# Why the following sequence of function does not converge uniformly at $[0, \infty)$

Why the following sequence of function does not converge uniformly at $[0, \infty)$ but converge uniformly for some $a>0, [a,\infty)$

$$f_n(x) := n^2x^2e^{-nx}$$

So I know the limit function $f$ is $f=0$. Hence $\lim _{n\rightarrow\infty} \left \| f_n - 0 \right \| = 0$.

Shouldn't this mean uniform convergence, but why is this not true if I include $0$ in my interval.

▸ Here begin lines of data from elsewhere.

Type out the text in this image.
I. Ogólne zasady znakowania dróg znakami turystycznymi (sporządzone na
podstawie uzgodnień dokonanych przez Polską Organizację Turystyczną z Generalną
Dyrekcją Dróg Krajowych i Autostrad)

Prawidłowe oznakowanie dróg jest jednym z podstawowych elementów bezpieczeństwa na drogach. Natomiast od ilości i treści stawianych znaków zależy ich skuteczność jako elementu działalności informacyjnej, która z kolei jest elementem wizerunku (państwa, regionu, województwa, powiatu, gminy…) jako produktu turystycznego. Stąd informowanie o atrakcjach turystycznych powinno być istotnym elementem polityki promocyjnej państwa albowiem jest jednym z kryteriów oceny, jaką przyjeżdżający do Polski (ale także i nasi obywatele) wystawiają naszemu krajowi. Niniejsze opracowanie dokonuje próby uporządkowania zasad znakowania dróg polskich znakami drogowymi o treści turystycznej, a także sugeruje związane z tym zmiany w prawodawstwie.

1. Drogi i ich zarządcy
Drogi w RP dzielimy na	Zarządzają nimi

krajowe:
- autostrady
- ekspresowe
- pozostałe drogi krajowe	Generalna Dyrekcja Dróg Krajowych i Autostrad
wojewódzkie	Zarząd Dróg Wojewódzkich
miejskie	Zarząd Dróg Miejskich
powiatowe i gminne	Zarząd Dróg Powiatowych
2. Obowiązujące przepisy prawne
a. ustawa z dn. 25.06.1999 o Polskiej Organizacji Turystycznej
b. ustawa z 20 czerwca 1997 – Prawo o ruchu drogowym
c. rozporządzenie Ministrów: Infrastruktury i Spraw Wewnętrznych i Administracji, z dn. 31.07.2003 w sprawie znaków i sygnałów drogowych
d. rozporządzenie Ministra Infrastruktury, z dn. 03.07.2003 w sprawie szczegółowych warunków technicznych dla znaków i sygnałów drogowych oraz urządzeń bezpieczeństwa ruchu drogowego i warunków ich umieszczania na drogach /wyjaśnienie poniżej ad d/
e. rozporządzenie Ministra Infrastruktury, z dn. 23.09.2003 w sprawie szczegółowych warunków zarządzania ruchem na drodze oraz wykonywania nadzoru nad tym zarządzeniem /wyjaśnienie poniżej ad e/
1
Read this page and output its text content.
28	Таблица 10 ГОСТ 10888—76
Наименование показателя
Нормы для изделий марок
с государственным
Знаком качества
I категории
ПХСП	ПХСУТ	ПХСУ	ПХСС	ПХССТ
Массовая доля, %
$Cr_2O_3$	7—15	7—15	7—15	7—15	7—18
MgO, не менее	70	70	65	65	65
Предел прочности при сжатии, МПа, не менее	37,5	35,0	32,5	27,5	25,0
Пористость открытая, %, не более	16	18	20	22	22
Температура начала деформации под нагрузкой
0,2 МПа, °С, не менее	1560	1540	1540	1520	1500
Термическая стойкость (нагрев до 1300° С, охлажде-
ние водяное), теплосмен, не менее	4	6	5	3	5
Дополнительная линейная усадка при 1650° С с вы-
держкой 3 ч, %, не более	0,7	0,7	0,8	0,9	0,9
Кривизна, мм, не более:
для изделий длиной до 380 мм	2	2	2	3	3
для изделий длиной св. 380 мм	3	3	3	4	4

Any help or insights to this is deeply appreciated. If I made a mistake in my working I would be very grateful if it can be pointed out.

Thank you.

$f_n(1/n) = 1/e$ for all $n$, so the sup-norm of $f_n$ on $[0,\infty)$ is at least $1/e$.

• Wow, a one sentence proof, but hits where it should ! Thank you! Oct 13 '16 at 3:41

all $f_n$ are positive.

the derivative of $f_n$ is

$f'_n(x)=n^2xe^{-nx}(2-nx)$

it reaches its maximum at

$x=\frac{2}{n}$

which is

$max(|f_n(x)-0|)=f_n(\frac{2}{n})=2e^{-1}$

this doesn't go to 0 when $n$ goes

to $+\infty$ and the convergence is not uniform on $[0,+\infty)$.

but on $[a,+\infty)$ with $a>0$, the maximum will be $f_n(a)$ for enough large $n$ since $f_n$ is decreasing on $[a,+\infty)$.

( $n>n_0$ with $\frac{2}{n_0}<a$).

this max goes to $0$ when $n$ tends to $+\infty$ and the convergence is uniform.